Blogging resides on the boundary between personal and literary for most people.

I just read a heart-wrenching piece, and it’s impossible to comment on it because it is so personal, but for me, it is also impossible to walk past it without reflecting on it given how sorrowful it is.

Anton Chekhov said something that resonated with me:

“If I had left my family and handed them over to the mercy of fate, I would try to find an excuse in my mother’s inadequacy, in my TB, and so on. This is natural and excusable. This is just human nature.” (my translation)

I think the original blog piece is more about gender, but my point is more about sovereignty, a kind of independence from the past.
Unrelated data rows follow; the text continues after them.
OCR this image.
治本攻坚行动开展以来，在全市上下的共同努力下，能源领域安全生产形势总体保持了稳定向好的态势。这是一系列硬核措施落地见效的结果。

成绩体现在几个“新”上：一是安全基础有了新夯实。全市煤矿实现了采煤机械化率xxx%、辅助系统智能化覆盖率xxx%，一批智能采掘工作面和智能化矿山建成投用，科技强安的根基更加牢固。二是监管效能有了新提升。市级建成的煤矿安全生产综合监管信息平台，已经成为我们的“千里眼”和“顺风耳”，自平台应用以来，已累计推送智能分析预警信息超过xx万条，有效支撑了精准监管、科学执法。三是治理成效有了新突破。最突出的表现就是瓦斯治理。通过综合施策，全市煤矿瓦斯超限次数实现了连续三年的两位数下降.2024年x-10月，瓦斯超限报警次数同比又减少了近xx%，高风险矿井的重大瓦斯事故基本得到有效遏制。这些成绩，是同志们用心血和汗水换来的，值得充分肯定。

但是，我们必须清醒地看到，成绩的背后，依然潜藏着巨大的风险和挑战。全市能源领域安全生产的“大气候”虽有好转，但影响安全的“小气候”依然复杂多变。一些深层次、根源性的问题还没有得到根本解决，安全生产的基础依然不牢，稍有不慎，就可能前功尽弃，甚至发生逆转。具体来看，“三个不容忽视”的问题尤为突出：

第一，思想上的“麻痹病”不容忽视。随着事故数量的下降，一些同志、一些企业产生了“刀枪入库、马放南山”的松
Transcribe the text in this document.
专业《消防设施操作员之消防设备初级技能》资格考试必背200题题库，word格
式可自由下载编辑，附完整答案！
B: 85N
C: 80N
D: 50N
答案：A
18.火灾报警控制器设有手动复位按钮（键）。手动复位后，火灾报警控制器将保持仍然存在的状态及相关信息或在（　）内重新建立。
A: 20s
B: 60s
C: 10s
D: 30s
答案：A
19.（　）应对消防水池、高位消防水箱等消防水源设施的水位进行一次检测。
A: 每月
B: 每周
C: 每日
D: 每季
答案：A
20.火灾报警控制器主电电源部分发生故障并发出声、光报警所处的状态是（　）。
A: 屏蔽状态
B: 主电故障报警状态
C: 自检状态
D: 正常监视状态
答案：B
We are all functions of what we were yesterday, no doubt about it. My argument isn’t about outcomes, it’s about motives.

Our motives cannot be subverted and limited by what happened to us in the past. This doesn’t mean that we have unlearn what we learnt, but rather find the strength to learn even more about that little bit of space in this world where we do have some control.

Published by

Dr Martina Feyzrakhmanova

I am a hospital doctor and founder of an education platform. Avid reader and writer of deep introspective blogs. I try to avoid words that end in -ism.

5 thoughts on “Path dependence, Chekhov and control”

  1. Just read it. Interesting. Do you think a parent’s love for its offspring is some sort of pure and generous thing? Or just a mechanism by which one ensures one’s genes are safely placed into the reproductive market?